Jean-Pierre Antonios

Personal information
- Born: 30 January 1965 (age 61) Kuwait

Sport
- Country: Finland
- Sport: Para archery

Medal record
Para archery
Representing Finland
World Championships
| Gold medal – first place | 2013 Bangkok | Individual compound W1 |
| Silver medal – second place | 2005 Massa Carrara | Individual compound W1 |
| Bronze medal – third place | 2011 Turin | Individual compound W1 |
European Championships
| Gold medal – first place | 2010 Vichy | Individual compound W1 |
| Gold medal – first place | 2014 Nottwil | Individual compound W1 |

= Jean-Pierre Antonios =

Finnish-Kuwaiti Paralympic archer

Jean-Pierre Antonios (born 30 January 1965 in Kuwait) is a Finnish-Kuwaiti Paralympic archer who competes at international archery competitions. He is a World champion and double European champion in the compound bow.

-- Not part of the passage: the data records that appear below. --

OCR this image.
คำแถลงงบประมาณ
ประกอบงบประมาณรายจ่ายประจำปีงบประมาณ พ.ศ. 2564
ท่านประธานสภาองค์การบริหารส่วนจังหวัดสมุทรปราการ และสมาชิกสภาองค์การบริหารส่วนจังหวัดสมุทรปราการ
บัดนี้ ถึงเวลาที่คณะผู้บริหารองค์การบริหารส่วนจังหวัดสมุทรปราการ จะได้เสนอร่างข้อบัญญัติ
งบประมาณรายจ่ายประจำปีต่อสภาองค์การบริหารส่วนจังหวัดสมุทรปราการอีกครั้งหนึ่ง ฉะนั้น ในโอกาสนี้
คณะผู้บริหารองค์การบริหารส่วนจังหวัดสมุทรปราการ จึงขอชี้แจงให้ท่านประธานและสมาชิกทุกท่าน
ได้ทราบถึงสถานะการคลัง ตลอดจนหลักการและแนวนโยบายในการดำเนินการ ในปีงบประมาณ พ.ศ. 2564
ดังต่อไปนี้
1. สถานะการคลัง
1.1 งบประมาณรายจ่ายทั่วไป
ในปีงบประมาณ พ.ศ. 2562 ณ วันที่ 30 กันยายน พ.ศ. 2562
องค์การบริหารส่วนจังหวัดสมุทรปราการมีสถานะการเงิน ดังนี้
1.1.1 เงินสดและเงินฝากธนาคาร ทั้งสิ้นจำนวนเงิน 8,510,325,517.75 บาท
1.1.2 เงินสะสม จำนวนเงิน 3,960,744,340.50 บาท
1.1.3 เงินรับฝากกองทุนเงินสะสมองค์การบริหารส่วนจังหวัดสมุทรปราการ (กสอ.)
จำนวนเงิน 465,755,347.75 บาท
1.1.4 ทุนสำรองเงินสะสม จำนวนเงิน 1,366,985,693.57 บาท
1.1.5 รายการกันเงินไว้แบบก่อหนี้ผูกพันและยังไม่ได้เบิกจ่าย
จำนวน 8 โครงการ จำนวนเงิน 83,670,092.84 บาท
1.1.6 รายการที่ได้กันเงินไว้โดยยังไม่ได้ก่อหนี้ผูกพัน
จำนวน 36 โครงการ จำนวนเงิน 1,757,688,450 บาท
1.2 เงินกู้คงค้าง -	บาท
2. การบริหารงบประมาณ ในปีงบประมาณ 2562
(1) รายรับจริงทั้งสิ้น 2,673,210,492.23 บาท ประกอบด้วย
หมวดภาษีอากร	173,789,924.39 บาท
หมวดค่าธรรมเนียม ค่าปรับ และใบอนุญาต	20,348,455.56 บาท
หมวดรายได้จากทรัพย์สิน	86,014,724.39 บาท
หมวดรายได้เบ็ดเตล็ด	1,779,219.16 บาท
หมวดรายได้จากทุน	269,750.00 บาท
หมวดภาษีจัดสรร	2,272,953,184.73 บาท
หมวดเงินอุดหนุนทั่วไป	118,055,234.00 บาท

Antonios was a militant for the Lebanese Forces until the late 1980s then emigrated to Finland as an asylum seeker in 1990. He visited his home nation of Lebanon in 1997, on his way to the country, he contracted campylobacter which resulted in his central nervous system get destroyed and was diagnosed with Gullain Barré syndrome. He returned to Finland and was put on a ventilator for three months, he spent a total of thirteen months in the hospital and he used a wheelchair since then.

In 2000, he was granted Finnish citizenship and also took up archery then competed internationally in 2002. He has competed at four Paralympic Games, his highest achievement was in his debut Games at the 2004 Summer Paralympics and 2012 Summer Paralympics where he reached the quarterfinals in the individual compound.